И кроме трюма судового у меня, в общем, тогда ничего в жизни не было. Жил я между рейсами у друга, что милостиво пустил меня однажды на порог, да по правде говоря, не знал уж, как поделикатней выставить. Поэтому, на берегу я старался пробыть как можно меньше, подольше задерживаясь в морских рейсах – так и кантовался.
Отчий же дом в родном городе был теперь в другом государстве, в котором меня, русоволосого, вряд ли ждали.
Глава 4.
Удача. Белый крест и черная метка.
А удача, что все ворожил голой пяткой левой ноги, еще била порой хвостом…
Я уже порядком разогрелся после получаса работы, когда увидел наспех начертанное мелом на коробе: «поднимись».
Самый желанный знак для любого трюмача – размашистый крест. Он означает окончание работы. «Малюй крест жирней!» - весло говорил я иной раз упаковщикам. Сердце ликовало, едва доводилось завидеть его на картонном боку.

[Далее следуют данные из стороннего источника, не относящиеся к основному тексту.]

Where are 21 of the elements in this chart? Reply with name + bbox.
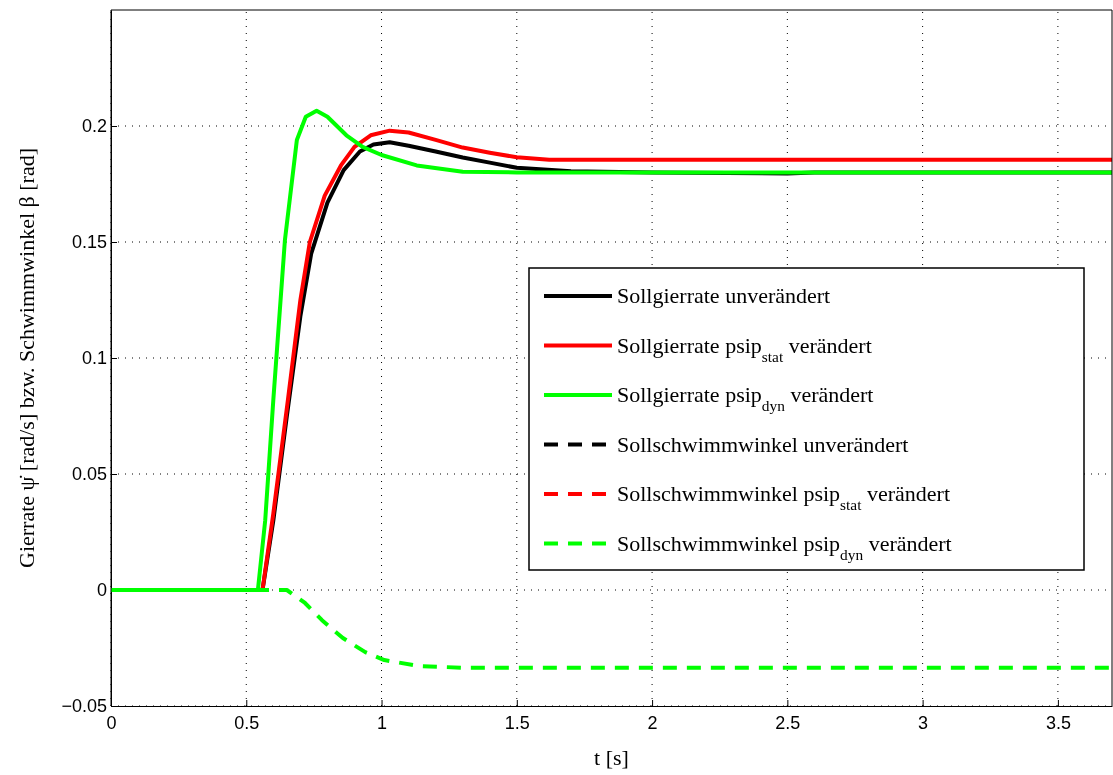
y-tick-label: 0.2	[81, 116, 107, 137]
y-axis-title: Gierrate ψ̇ [rad/s] bzw. Schwimmwinkel β [rad]	[14, 147, 39, 569]
y-tick-label: −0.05	[61, 696, 107, 717]
legend-label: Sollschwimmwinkel psip$_{stat}$ verändert	[617, 481, 950, 513]
legend-label: Sollgierrate psip$_{dyn}$ verändert	[617, 382, 874, 414]
x-tick-label: 2.5	[775, 712, 801, 733]
legend-label: Sollgierrate unverändert	[617, 283, 831, 308]
x-tick-label: 1	[377, 712, 388, 733]
x-tick-label: 1.5	[504, 712, 530, 733]
y-tick-label: 0.15	[71, 232, 107, 253]
y-tick-label: 0.05	[71, 464, 107, 485]
x-tick-label: 3.5	[1045, 712, 1071, 733]
legend-label: Sollschwimmwinkel psip$_{dyn}$ verändert	[617, 530, 952, 562]
x-tick-label: 2	[647, 712, 658, 733]
legend-label: Sollschwimmwinkel unverändert	[617, 431, 909, 457]
legend-label: Sollgierrate psip$_{stat}$ verändert	[617, 332, 872, 364]
x-axis-title: t [s]	[594, 745, 629, 770]
y-tick-label: 0	[96, 580, 107, 601]
y-tick-label: 0.1	[81, 348, 107, 369]
x-tick-label: 0.5	[234, 712, 260, 733]
x-tick-label: 3	[918, 712, 929, 733]
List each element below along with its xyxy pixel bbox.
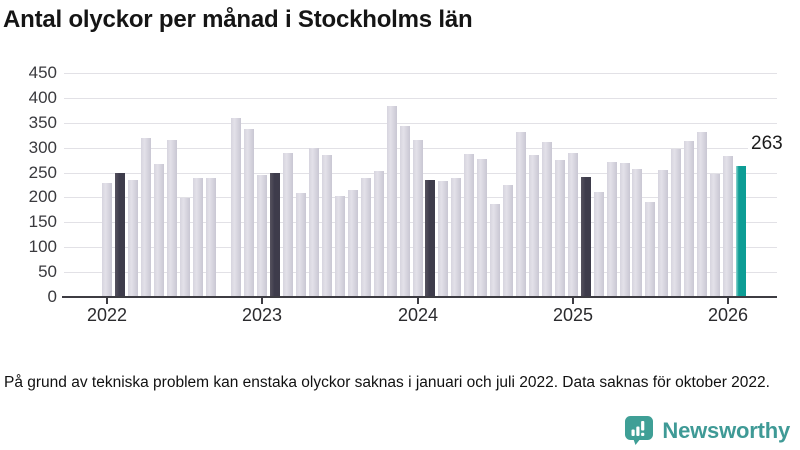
y-gridline-400 [64, 98, 777, 99]
x-axis-label-2025: 2025 [552, 305, 594, 325]
bar-2025-02 [581, 177, 591, 297]
bar-2024-05 [464, 154, 474, 297]
bar-2022-05 [154, 164, 164, 297]
bar-2022-09 [206, 178, 216, 297]
x-axis-label-2022: 2022 [86, 305, 128, 325]
x-tick-2025 [572, 298, 574, 304]
bar-2025-11 [697, 132, 707, 297]
bar-2025-03 [594, 192, 604, 297]
bar-2025-01 [568, 153, 578, 297]
y-axis-label-0: 0 [47, 287, 57, 306]
y-axis-label-250: 250 [28, 163, 57, 182]
bar-2024-08 [503, 185, 513, 297]
bar-2025-05 [620, 163, 630, 297]
bar-2023-08 [348, 190, 358, 297]
bar-2024-04 [451, 178, 461, 297]
y-axis-label-50: 50 [38, 262, 57, 281]
bar-2023-06 [322, 155, 332, 297]
bar-2025-04 [607, 162, 617, 297]
bar-2024-01 [413, 140, 423, 297]
bar-2023-12 [400, 126, 410, 297]
bar-2025-10 [684, 141, 694, 297]
bar-2022-12 [244, 129, 254, 297]
bar-2024-12 [555, 160, 565, 297]
bar-2023-01 [257, 175, 267, 297]
y-axis-label-450: 450 [28, 63, 57, 82]
x-axis-label-2024: 2024 [397, 305, 439, 325]
y-axis-label-300: 300 [28, 138, 57, 157]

Еще были надписи «чай» - приглашение к полднику, и без особых художественных способностей и даже стараний нарисованная сигарета – нежданный перекур, вызванный, чаще всего случалось, краткосрочной поломкой цеховых механизмов.
Но теперь пришли другие тайные знаки…
- Чего там у вас? – супил брови я, едва ступив за комингс (порог) рыбцеха.
- Лёха! – всем телом подался ко мне через ленту транспортера Сергей Зеликовский, что работал вторым упаковщиком. – Там масляной хапнули – полные чаны! Чего делать будем?
Он еще спрашивал!..
- Как чего? – глаза трюмного вмиг загорелись алчным (как верно бы подметил Джек Лондон) блеском. – Майнайте мне всю на первый номер – это же живые деньги!